One Stage Surgical Management for Third Degree Recto-vaginal Laceration in Mares: A Report of Two Cases
Abstract
Rectovaginal lacerations in the mare occur during parturition when the foal’s limb(s) or head are forced caudal and dorsal. The injury is seen predominantly in primiparous mares and is usually due to violent expulsive efforts by the mare (Colbern et al., 1985; Turner and McIlwraith, 1989). The injury is also seen following forced extraction of a large fetus or extraction before full dilation of the birth canal. Third-degree perineal lacerations occur when there is tearing through the rectovaginal septum, the musculature of the rectum and vagina, and the perineal body. The communication between the rectum and vagina results in the constant presence of fecal material in the vagina. Reconstruction of third-degree rectovaginal lacerations is necessary to return the mare to breeding soundness.
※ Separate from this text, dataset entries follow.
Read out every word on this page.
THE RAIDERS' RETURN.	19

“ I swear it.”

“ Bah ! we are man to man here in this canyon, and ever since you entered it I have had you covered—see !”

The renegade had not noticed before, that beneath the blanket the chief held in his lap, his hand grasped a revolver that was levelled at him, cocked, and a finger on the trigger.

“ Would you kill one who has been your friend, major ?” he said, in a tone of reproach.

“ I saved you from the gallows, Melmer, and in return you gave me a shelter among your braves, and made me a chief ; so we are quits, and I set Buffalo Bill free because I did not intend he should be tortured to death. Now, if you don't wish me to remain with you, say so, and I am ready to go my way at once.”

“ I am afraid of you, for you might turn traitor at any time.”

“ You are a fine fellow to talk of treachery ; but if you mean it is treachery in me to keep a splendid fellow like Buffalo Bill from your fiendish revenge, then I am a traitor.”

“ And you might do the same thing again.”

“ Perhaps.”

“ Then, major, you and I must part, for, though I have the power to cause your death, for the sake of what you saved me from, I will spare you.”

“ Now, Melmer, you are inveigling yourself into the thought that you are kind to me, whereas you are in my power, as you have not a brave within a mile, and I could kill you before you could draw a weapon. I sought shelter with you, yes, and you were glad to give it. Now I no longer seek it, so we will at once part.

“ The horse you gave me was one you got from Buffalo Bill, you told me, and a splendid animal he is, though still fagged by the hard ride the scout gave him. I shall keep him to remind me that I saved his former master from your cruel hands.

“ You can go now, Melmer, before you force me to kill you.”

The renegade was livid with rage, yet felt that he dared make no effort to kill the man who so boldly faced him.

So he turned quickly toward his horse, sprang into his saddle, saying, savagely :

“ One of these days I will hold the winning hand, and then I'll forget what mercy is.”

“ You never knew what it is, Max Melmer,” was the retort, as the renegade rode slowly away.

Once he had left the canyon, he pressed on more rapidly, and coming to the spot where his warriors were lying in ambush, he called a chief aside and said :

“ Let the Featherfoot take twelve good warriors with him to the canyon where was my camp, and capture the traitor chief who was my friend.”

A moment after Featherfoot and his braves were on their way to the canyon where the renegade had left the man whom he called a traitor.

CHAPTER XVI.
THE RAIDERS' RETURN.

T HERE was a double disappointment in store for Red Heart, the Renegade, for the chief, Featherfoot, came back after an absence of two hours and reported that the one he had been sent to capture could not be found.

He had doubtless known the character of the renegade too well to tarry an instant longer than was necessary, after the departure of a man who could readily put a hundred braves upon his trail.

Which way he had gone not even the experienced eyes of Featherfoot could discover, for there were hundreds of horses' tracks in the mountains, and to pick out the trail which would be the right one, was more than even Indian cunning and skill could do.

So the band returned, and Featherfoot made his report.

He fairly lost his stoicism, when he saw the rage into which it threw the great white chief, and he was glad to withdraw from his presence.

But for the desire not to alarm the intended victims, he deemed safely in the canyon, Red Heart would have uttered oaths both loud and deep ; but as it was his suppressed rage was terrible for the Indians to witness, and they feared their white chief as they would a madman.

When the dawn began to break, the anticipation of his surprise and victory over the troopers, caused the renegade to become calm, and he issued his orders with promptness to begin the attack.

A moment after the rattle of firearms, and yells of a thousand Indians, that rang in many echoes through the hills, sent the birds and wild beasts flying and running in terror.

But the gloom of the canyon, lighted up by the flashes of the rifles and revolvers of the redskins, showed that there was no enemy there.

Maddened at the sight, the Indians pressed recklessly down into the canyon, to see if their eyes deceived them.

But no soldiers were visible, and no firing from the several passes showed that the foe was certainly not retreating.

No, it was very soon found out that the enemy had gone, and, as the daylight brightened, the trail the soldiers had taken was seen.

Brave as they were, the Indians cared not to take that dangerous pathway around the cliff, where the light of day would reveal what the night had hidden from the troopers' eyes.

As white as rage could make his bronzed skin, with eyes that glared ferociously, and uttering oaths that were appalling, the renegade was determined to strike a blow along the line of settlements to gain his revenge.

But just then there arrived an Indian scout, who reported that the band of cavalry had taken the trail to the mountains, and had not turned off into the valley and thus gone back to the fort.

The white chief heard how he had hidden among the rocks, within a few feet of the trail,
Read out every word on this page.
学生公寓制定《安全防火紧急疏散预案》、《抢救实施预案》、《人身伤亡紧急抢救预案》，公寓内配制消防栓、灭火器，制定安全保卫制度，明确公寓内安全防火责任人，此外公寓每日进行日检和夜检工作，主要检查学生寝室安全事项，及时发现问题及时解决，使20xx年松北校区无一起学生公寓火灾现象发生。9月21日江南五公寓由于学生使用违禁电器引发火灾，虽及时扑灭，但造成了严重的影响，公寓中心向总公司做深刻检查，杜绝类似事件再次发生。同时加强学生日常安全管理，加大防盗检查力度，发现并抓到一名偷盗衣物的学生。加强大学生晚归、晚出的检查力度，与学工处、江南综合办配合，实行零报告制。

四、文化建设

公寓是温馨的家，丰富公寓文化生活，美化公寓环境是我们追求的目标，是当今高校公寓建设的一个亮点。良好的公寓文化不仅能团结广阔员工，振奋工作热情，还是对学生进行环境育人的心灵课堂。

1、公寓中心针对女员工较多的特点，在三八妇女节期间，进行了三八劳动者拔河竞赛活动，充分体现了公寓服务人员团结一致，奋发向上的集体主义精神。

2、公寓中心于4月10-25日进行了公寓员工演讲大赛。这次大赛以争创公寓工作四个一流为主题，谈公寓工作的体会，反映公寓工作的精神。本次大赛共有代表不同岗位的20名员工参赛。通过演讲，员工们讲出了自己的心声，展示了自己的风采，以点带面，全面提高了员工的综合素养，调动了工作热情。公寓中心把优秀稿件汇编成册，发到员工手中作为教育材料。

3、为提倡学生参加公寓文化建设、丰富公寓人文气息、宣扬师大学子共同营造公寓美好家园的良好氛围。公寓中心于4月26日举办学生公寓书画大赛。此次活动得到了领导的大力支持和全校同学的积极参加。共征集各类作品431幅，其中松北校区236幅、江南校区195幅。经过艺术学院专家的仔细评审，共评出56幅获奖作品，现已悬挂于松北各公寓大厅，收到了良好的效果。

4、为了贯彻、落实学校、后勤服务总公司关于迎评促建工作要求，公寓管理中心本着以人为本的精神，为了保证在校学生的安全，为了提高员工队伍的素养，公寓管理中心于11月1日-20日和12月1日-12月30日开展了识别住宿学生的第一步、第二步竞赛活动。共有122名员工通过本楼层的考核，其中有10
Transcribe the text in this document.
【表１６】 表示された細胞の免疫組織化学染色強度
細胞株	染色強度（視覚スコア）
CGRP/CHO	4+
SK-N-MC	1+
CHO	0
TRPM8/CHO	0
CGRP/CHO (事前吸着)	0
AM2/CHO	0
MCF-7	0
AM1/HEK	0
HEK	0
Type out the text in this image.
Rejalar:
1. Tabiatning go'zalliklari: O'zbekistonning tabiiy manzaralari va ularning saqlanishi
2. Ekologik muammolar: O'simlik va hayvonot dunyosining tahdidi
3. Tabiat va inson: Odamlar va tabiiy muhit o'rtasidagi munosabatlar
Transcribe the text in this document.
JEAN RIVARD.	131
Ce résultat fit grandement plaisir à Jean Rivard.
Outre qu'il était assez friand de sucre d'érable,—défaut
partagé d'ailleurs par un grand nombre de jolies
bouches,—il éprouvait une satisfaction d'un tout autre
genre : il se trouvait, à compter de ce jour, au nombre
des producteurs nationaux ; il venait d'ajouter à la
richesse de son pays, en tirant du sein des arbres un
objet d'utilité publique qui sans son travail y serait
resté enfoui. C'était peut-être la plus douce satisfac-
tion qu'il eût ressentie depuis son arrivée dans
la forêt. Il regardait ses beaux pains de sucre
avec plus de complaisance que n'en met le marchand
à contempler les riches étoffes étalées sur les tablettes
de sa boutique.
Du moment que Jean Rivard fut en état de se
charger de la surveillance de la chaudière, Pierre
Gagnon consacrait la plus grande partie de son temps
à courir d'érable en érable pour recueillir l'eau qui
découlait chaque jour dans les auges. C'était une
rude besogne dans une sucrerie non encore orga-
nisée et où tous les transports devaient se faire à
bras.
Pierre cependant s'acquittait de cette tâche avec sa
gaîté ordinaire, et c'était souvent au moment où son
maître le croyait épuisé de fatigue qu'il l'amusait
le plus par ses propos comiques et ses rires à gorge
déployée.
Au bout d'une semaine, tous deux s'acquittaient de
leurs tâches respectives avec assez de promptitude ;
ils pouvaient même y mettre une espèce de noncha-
Generally, surgery is not performed on an emergency basis. The torn tissues are edematous and grossly contaminated; and it is advisable to wait a minimum of 4 to 6 weeks before attempting a repair (Turner and McIlwraith, 1989). Various surgical techniques have been described for repairing this condition, including repairs in one or two stages (Colbern et al., 1985; Belknap and Nickels 1992). This paper describes the six bite suture pattern technique (Goetz technique) for repairing the third-degree rectovaginal laceration in mare in one stage.